'Crazy Lettuce' video about Wendy's won't hit TV

Alas, a hysterical online video that shows a ferocious head of lettuce gobbling up a Wendy's Baconator burger is not going to end up on TV. There are "no current plans" to use Crazy Lettuce as a TV commercial, Wendy's spokesman Bob Bertini says.

The video was posted on MySpace.com on Aug. 20 and had attracted 115,000 views and more than 700 user comments through last week. It doesn't overtly promote Wendy's, but it does encourage viewers to go to a site for meat lovers, MeatatariansUnite.com, and enter an e-mail address for a $1-off Baconator coupon.

No actual lettuce was harmed in the making of the video β€” the leafy greens are special-effects magic, Bertini says, adding, "The lettuce obviously had lean meals leading up to the shoot."

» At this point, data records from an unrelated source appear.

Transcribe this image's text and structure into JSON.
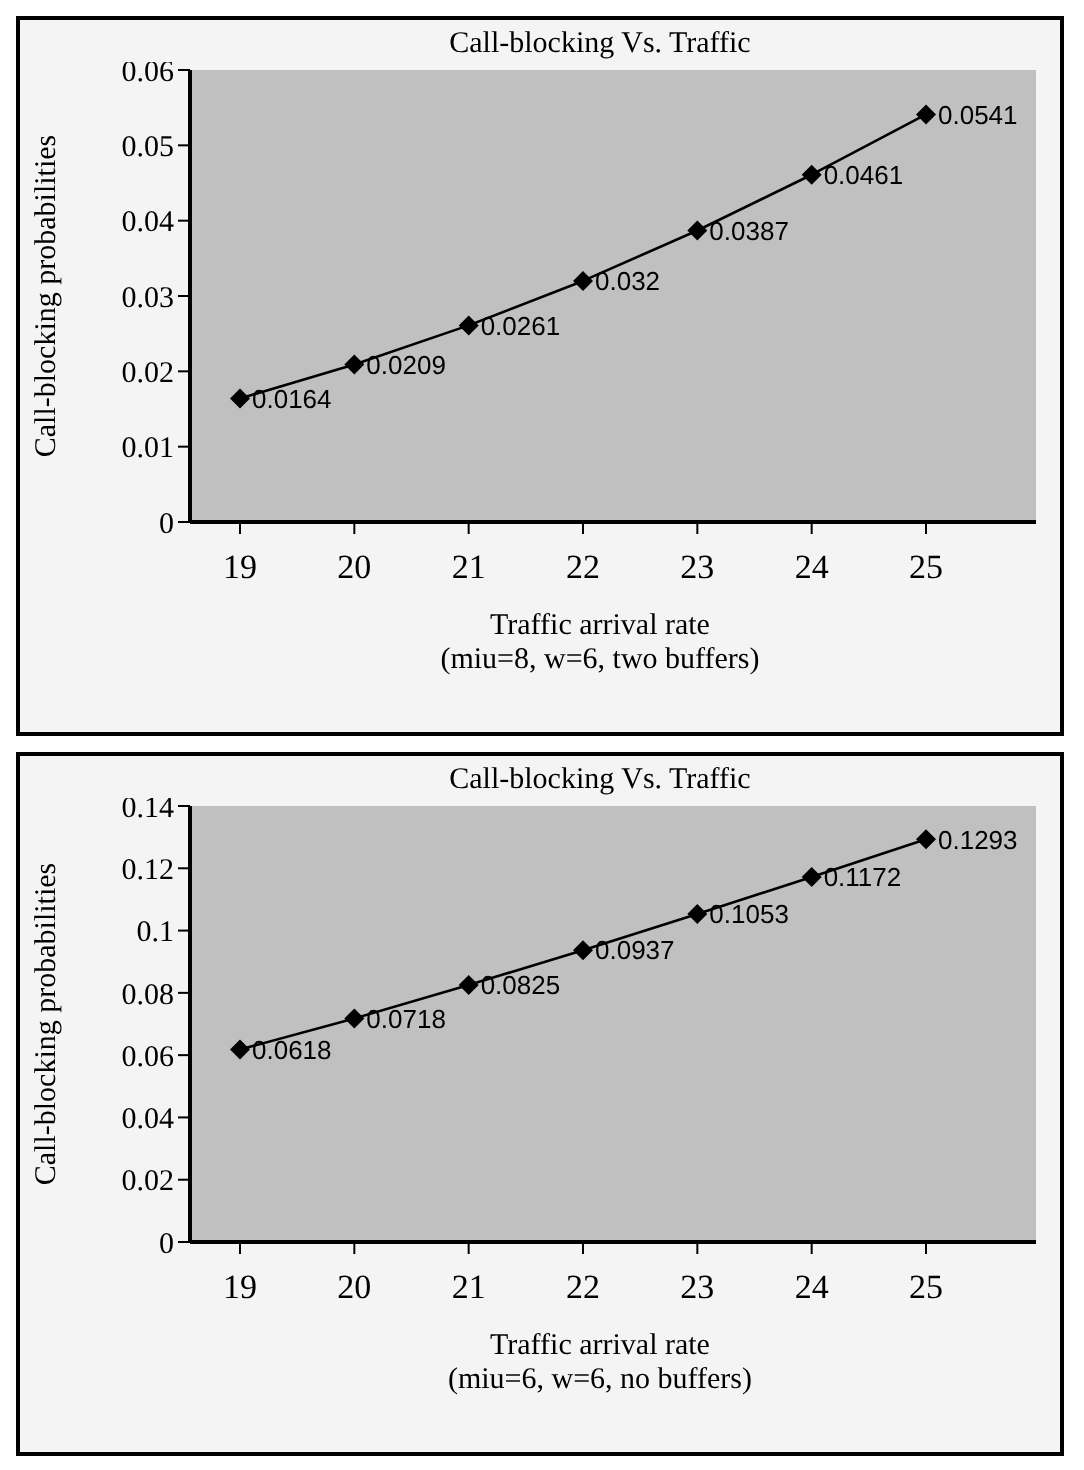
{
  "chart_data": [
    {
      "type": "line",
      "title": "Call-blocking Vs. Traffic",
      "xlabel": "Traffic arrival rate",
      "ylabel": "Call-blocking probabilities",
      "annotations": [
        "(miu=8, w=6, two buffers)"
      ],
      "categories": [
        "19",
        "20",
        "21",
        "22",
        "23",
        "24",
        "25"
      ],
      "series": [
        {
          "color": "#000000",
          "values": [
            0.0164,
            0.0209,
            0.0261,
            0.032,
            0.0387,
            0.0461,
            0.0541
          ]
        }
      ],
      "ylim": [
        0,
        0.06
      ],
      "yticks": [
        0,
        0.01,
        0.02,
        0.03,
        0.04,
        0.05,
        0.06
      ],
      "data_labels": true,
      "marker": "diamond",
      "line_style": "solid",
      "grid": false,
      "legend": false
    },
    {
      "type": "line",
      "title": "Call-blocking Vs. Traffic",
      "xlabel": "Traffic arrival rate",
      "ylabel": "Call-blocking probabilities",
      "annotations": [
        "(miu=6, w=6, no buffers)"
      ],
      "categories": [
        "19",
        "20",
        "21",
        "22",
        "23",
        "24",
        "25"
      ],
      "series": [
        {
          "color": "#000000",
          "values": [
            0.0618,
            0.0718,
            0.0825,
            0.0937,
            0.1053,
            0.1172,
            0.1293
          ]
        }
      ],
      "ylim": [
        0,
        0.14
      ],
      "yticks": [
        0,
        0.02,
        0.04,
        0.06,
        0.08,
        0.1,
        0.12,
        0.14
      ],
      "data_labels": true,
      "marker": "diamond",
      "line_style": "solid",
      "grid": false,
      "legend": false
    }
  ]
}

β€’To see the video, go to vids.myspace.com and search for Crazy Lettuce

Armed to the teeth

Stick-thin models in over-the-top garb weren't the only ones on runways during last week's New York Fashion Week. A bevy of brands also strutted their stuff, including Procter & Gamble's new Oral-B Pulsonic rechargeable toothbrush. Oral-B sponsored a show of clothing picked by Khloe Kardashian of E cable reality show Keeping up with the Kardashians. Smiling models in loungewear, including celebrities such as Olympic swimmer Amanda Beard, toted the "accessory."

Oral-B wanted to promote the "sleek and slim" design of the brush, spokeswoman Alissa Hammond says. By courting post-event coverage in fashion magazines and blogs, it hopes to lure in style-conscious consumers who want bathroom countertops that aren't cluttered with "big and bulky" rechargeable toothbrushes, she says.

Hot for the teacher

Starbucks surely will earn high marks this month for its offer of a free tall java every Monday for teachers of grades K through 12. Caffeine-craving teachers just need their school ID. Those who prefer traditional apples will have to pay for one of Starbucks' new Apple Bran Muffins.

Dripping with diamonds

Hearts On Fire, the diamond company that created the $6.5 million sparkler-studded bra for Victoria's Secret's 2006 fashion show, is back with another jewel-encrusted promotion: A $10 million, three-tiered chandelier made with nearly 5,000 diamonds will hang backstage at Sunday's Emmy Awards. Hearts On Fire created it for the Emmy's "diamond" anniversary β€” its 60th β€” President Mark Israel says.

The chandelier was en route over the weekend to Los Angeles from Boston via airplane and armored car. After the show, Israel says, "We'll be hanging that chandelier somewhere for the Christmas season, if it's not sold before then."

If they have trouble finding a place, the Ad Team knows of a studio apartment in New York where it could spend the holidays.

NBC's Super Sunday ad sales

Advertisers have been lining up early to get into NBC's Feb. 1 broadcast of Super Bowl XLIII. The network has sold about 85% of the ad time and has only about 10 of 67 30-second, in-game slots left to sell, NBC Sports spokesman Brian Walker says. Some slots have fetched up to $3 million, but NBC would not reveal its average take. Fox averaged about $2.7 million for this year's game.